Di zaman yang serba modernisasi dimana teknologi menjadi yang utama, tak membuat niat anak muda di Sanur, Bali ini melupakan sejarah khas Bali.
Ia justru memiliki niat teguh untuk menumbuhkan kecintaan anak muda Bali lainnya agar kian mengenal Tapel khas Bali kekunon.
Hampir semua anak muda di Sanur, Bali, mengenal nama I Kadek Dharma Apriana atau yang biasa disapa Unggit Desti.
SCROLL TO CONTINUE WITH CONTENT
Ia merupakan pengelola Warung Pan Tantri yang berada di Jalan Pungutan No 26 Sanur, Bali.
Selain menghadirkan Warung bagi anak-anak muda lokalan, kini Ia juga concern dalam mendirikan Museum Lingga Tangan Property of Pan Tantri yang dimana berisikan puluhan Tapel koleksinya.
"Ini adalah kegilaan dan kecintaan saya pada seni Tapel. Dengan edukasi dan dedikasi, kami ingin memperkenalkan budaya adi luhur Nusantara yaitu berupa Tapel khas Bali kekunon," ujarnya ketika ditemui detikBali.
Besar harapannya sebagai pengoleksi, ketika banyaknya anak muda yang nongkrong atau menghabiskan waktunya di Pan Tantri agar bisa berkunjung ke Museum sehingga rasa cinta dan kekagumannya bangkit.

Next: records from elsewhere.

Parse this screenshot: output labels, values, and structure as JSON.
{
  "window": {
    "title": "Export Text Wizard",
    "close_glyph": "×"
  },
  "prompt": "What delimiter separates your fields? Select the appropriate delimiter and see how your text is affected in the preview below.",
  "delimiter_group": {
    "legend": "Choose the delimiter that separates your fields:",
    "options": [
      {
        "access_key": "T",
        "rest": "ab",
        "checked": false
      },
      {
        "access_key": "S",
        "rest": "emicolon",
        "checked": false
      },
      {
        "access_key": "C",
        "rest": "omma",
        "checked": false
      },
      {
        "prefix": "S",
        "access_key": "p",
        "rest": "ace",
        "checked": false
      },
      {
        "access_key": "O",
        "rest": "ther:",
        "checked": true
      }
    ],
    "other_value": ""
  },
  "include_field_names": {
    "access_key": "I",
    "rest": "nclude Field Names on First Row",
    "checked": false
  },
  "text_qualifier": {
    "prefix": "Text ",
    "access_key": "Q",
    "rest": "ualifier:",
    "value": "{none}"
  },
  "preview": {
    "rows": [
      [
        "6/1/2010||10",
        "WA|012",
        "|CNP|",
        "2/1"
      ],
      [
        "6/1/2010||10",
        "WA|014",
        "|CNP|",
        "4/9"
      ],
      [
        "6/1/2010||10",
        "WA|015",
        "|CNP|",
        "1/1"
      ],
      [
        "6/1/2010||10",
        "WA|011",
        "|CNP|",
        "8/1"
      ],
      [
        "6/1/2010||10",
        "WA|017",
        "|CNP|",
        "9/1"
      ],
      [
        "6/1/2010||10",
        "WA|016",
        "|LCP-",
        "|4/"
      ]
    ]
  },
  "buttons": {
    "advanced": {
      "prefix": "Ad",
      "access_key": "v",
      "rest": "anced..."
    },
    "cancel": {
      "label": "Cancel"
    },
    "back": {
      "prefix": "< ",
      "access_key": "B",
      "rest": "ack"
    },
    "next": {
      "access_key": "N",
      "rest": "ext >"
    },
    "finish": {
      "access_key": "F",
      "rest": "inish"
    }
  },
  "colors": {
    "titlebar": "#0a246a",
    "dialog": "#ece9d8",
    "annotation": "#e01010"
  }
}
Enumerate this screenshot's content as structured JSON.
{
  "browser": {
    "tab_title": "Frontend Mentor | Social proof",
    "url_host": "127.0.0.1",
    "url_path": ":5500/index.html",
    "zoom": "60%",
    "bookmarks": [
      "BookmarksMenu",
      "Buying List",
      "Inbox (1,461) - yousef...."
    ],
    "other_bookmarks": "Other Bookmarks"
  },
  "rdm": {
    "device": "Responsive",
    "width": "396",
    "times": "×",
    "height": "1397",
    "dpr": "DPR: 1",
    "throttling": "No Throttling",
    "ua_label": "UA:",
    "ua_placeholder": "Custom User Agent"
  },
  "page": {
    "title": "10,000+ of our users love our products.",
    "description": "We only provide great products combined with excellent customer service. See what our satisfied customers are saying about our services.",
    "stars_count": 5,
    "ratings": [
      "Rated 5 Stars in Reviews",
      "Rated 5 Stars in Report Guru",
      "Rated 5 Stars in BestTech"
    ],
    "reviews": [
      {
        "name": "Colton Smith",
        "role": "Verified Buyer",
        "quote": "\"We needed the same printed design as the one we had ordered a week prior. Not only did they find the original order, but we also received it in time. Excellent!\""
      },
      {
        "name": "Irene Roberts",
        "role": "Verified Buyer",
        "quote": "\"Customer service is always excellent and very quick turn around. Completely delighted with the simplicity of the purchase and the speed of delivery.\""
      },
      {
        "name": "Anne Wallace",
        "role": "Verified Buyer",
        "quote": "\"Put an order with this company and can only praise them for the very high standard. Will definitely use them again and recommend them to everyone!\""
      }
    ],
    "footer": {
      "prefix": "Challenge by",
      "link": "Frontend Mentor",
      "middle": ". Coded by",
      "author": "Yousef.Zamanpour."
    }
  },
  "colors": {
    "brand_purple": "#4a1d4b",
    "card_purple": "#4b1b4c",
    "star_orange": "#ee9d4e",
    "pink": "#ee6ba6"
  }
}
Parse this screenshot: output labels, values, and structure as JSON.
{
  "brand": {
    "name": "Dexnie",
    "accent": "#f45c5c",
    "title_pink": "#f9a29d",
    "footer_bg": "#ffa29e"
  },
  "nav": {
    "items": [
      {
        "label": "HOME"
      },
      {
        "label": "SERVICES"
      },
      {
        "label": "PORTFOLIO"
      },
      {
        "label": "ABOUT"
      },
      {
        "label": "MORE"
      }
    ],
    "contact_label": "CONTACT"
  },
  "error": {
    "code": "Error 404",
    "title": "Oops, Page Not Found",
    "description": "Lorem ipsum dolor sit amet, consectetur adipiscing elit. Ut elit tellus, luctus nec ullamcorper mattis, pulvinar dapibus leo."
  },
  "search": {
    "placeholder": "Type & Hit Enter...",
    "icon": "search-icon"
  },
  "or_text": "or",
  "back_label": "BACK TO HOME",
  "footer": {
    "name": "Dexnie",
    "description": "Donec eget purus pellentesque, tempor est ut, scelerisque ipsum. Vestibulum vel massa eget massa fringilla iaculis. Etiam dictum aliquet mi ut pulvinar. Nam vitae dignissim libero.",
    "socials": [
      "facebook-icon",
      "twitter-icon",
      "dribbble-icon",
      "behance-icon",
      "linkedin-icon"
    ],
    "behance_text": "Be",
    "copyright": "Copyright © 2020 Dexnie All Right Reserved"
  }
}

"Ketika teknologi dan digital adalah segala-galanya tapi kita sebagai anak muda jangan sampai lupa dengan marwah taksu Bali kita, yaitu berupa Tapel kuno klasik. Disini kami suguhkan Tapel karya-karya maestro seluruh Bali khususnya dari Sanur," ungkapnya.
Total sebanyak 25 Tapel ia pajang dan perkenalkan bagi pengunjung.
Beberapa diantaranya, yakni Tapel Ratu Gede Lanang, Tapel Ratu Gede Istri, Topeng Sidakarya dan Topeng Rahwana.
Namun, kata Unggit Desti, ada cerita unik dalam proses pengoleksian Tapel-tapel ini.
Tak jarang, Unggit Desti sering bermimpi mengenai Tapel-tapel tersebut.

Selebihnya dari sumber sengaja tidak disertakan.